Asli Erdogan

APA/AFP/dpa/MOHSSEN ASSANIMOGHADDAM

Meinungsfreiheit

Asli Erdogan kommt nach Wien

Die türkische Autorin absolviert am 3. Februar ihren ersten Österreich-Besuch seit ihrer Gefangenschaft - das Wiener Werk X widmet ihr eine Personale samt Podiumsdiskussion.

Morgenjournal | 25 01 2018

Sebastian Fleischer

Kulturjournal | Interview

Die türkische Schriftstellerin Asli Erdogan gilt als Symbolfigur für den Kampf um Meinungsfreiheit und gegen politische Willkür in ihrem Land. Als Kolumnistin der prokurdischen Zeitung "Özgür Gündem" schrieb sie über die Gewalt an Frauen oder die Repressionen gegen Kurden in der Türkei - und geriet so ins Visier der Staatsführung. Ab dem Sommer 2016 war Erdogan vier Monate im Gefängnis und durfte danach lange nicht ausreisen.

"Kafkaeskes Gerichtsverfahren"

Nun lebt sie in einer trügerischen Freiheit: Letzten September hat die Autorin ihren Pass zurückerhalten; sie darf wieder aus der Türkei ausreisen und die zahlreichen Menschenrechtspreise, die ihr in der westlichen Welt zuerkannt wurden, persönlich entgegennehmen. Doch sie ist weiter wegen Mitgliedschaft in und Propaganda für die verbotene kurdische Arbeiterpartei PKK angeklagt, und es ist völlig unklar, ob und für wie lange sie wieder ins Gefängnis muss. Alles hänge vom Willen der Staatsführung ab, sagt Asli Erdogan.

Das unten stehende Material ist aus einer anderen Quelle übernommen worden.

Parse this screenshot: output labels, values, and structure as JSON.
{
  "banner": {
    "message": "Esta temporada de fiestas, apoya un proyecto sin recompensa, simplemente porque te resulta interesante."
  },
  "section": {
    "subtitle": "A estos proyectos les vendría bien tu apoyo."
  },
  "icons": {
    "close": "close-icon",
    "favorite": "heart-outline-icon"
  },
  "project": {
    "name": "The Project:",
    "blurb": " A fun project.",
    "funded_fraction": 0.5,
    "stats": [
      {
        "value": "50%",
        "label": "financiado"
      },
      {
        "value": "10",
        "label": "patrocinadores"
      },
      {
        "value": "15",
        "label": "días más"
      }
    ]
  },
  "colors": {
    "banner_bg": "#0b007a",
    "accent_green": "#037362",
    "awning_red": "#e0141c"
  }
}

"Jeder weiß, dass ich in allen Anklagepunkten, die sie in diesem kafkaesken Gerichtsverfahren gegen mich angeführt haben, unschuldig bin. Die Staatsanwaltschaft, der Richter, die ganze Welt weiß es, und auch die Regierung - aber schert sie sich darum? Ich weiß es nicht."

Dem "kafkaesken Verfahren", wie es Erdogan ausdrückt, ging die große Verhaftungswelle in Folge des gescheiterten Putschversuchs gegen die Regierung voraus. In deren Rahmen wurden Asli Erdogan und neun weitere Mitarbeiter von "Özgür Gündem" im Sommer 2016 festgenommen.

In ihrer viermonatigen Untersuchungshaft wurde die Autorin schwer krank, notwendige Medikamente wurden ihr zum Teil verwehrt; und dennoch verteidigte sie sich im Prozess selbst und widerlegte anhand jeder einzelnen Kolumne, die Gegenstand der Anklage war, den Vorwurf der "Terrorpropaganda". Dieser sei freilich absurd: Ihr sei es nie um politische Agitation, sondern stets um menschliche Schicksale gegangen, sagt Erdogan - ob sie nun über die verbreitete Gewalt an Frauen, die Diskriminierung der kurdischen Bevölkerung oder die Situation in Gefängnissen geschrieben habe.

Sensibel und einsam

"Aber vielleicht hatte ja gerade dieses Vorgehen Methode", mutmaßt die Autorin. "Wenn jemand verhaftet und verurteilt wird, der die Regierung sehr scharf kritisiert, fürchtet sich niemand, weil der Ausgang zu erwarten war. Bei mir war es anders: Man kennt mich in der Türkei gut, ich werde als sensibel und einsam wahrgenommen. Die Leute haben sich gedacht: Wenn die lebenslang hinter Gitter kommt, kann es mich noch härter treffen."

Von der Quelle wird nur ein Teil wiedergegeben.